Kamis, 12 Februari 2026

 

TAPM Bantul Perkuat Tertib Administrasi Desa di Jambidan


Tenaga Ahli Pemberdayaan Masyarakat (TAPM) Kabupaten Bantul melaksanakan pendampingan lapangan di Kalurahan Jambidan, Kapanewon Banguntapan, Kabupaten Bantul, pada Selasa, 10 Februari 2026. Kegiatan ini dilakukan sebagai bagian dari upaya memperkuat tertib administrasi pelaksanaan kegiatan desa sekaligus meningkatkan akuntabilitas tata kelola pemerintahan kalurahan.

Pendampingan tersebut mendapat dukungan penuh dari unsur Pemerintah Kalurahan Jambidan yang hadir secara kooperatif, terdiri atas Lurah, Ulu-ulu, Danarta, serta Pelaksana Kegiatan. Keterlibatan langsung unsur pelaksana kegiatan dinilai penting untuk memastikan bahwa penguatan administrasi tidak hanya bersifat normatif, tetapi juga selaras dengan praktik pelaksanaan kegiatan di lapangan.
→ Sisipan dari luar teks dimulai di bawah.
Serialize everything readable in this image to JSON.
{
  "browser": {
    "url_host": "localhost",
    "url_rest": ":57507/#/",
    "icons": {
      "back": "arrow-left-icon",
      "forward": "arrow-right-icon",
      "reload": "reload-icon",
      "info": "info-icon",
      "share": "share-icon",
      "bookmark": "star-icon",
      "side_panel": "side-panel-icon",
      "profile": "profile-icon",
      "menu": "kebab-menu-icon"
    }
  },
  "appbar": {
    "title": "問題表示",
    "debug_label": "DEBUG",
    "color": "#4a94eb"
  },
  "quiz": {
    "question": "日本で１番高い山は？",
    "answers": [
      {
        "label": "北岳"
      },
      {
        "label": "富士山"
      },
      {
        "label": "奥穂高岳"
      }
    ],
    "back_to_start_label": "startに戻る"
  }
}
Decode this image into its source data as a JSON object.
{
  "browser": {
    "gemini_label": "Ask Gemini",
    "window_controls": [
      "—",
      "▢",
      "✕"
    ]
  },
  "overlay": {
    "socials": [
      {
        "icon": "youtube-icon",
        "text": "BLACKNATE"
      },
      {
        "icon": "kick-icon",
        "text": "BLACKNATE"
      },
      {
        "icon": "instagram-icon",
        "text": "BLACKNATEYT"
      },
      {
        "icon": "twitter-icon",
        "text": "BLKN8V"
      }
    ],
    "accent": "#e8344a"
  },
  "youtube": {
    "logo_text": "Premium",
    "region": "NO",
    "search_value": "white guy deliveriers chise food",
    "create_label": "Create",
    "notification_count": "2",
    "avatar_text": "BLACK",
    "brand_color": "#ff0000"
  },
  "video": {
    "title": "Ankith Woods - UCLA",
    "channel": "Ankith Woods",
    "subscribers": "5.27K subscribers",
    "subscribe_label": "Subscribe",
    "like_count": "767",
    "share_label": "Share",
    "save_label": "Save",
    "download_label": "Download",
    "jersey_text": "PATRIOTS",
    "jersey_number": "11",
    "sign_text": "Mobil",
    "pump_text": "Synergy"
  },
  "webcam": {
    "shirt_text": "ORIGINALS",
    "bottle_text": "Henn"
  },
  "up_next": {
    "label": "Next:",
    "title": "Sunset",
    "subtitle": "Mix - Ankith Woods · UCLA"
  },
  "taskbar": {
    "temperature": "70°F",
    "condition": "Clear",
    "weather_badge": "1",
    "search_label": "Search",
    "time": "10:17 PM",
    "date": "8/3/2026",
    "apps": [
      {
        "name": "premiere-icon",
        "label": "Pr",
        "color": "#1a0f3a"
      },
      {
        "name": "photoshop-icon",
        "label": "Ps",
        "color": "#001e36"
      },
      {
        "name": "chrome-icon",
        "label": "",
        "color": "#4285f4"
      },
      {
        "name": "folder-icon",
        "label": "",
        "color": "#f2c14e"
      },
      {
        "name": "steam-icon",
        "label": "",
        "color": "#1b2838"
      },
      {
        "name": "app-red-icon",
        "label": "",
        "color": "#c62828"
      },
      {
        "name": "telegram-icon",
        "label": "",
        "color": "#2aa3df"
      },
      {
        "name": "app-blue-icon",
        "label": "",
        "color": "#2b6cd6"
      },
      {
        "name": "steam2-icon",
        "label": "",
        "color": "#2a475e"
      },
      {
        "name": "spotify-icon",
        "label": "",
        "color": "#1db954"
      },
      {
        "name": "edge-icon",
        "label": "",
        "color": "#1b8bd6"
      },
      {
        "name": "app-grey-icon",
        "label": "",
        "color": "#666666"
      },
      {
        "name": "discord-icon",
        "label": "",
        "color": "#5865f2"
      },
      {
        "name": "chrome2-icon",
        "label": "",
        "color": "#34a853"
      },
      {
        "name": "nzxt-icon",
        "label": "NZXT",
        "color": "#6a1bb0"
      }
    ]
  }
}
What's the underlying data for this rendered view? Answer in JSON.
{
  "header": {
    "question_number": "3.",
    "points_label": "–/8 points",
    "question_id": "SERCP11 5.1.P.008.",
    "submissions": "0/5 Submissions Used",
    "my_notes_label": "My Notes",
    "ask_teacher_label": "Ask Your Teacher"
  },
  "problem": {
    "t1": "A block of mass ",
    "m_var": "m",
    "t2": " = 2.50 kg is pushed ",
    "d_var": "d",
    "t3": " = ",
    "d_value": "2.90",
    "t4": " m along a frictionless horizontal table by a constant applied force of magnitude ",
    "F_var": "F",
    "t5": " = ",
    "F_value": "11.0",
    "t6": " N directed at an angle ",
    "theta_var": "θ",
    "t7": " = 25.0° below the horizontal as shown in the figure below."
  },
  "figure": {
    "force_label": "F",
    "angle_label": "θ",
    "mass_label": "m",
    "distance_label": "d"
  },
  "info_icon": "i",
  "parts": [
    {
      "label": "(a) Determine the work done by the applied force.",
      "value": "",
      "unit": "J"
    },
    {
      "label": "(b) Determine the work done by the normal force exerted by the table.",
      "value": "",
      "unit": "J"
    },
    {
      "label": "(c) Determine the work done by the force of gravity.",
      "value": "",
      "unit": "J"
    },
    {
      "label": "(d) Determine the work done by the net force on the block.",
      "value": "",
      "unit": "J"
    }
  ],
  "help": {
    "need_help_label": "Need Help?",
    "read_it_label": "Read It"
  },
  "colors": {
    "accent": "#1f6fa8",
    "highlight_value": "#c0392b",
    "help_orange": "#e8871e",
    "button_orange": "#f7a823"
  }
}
Fokus pendampingan diarahkan pada penguatan fungsi supervisi, monitoring, dan evaluasi, khususnya terkait kelengkapan serta kesesuaian Surat Pertanggungjawaban (SPJ) kegiatan Tahun Anggaran 2025. Dalam pendampingan tersebut, TAPM melakukan pencermatan terhadap dokumen administrasi kegiatan, mulai dari kesesuaian antara perencanaan dan realisasi, kelengkapan bukti pendukung, hingga keterkaitan laporan administrasi dengan kondisi riil pelaksanaan kegiatan desa.

Melalui kegiatan ini, TAPM memberikan arahan teknis sekaligus penguatan pemahaman kepada pemerintah kalurahan dan pendamping desa agar proses penyusunan, penataan, serta pengelolaan dokumen administrasi kegiatan dilaksanakan secara sistematis, tertib, dan sesuai prosedur. Penekanan juga diberikan pada pentingnya keselarasan antara dokumen SPJ dan fakta pelaksanaan di lapangan, sehingga pertanggungjawaban kegiatan tidak hanya lengkap secara administratif, tetapi juga sah secara substantif.

Pendampingan lapangan ini menjadi bagian dari upaya pencegahan potensi permasalahan administrasi di kemudian hari. Dengan meningkatnya kapasitas dan kedisiplinan aparatur kalurahan dalam pengelolaan administrasi kegiatan, diharapkan seluruh program desa dapat dipertanggungjawabkan secara akuntabel dan transparan.

Adapun output dari pendampingan ini adalah tersusunnya dokumen SPJ kegiatan yang lengkap, valid, dan dapat dipertanggungjawabkan secara administratif. Sementara itu, outcome yang diharapkan adalah terwujudnya tertib administrasi serta meningkatnya disiplin pengelolaan administrasi kegiatan desa sebagai bagian dari penguatan tata kelola pemerintahan kalurahan.

Pendampingan ini diharapkan mampu mendorong peningkatan kualitas tata kelola pemerintahan kalurahan serta mendukung pelaksanaan program pembangunan dan pemberdayaan masyarakat desa secara berkelanjutan dan berorientasi pada kepentingan masyarakat.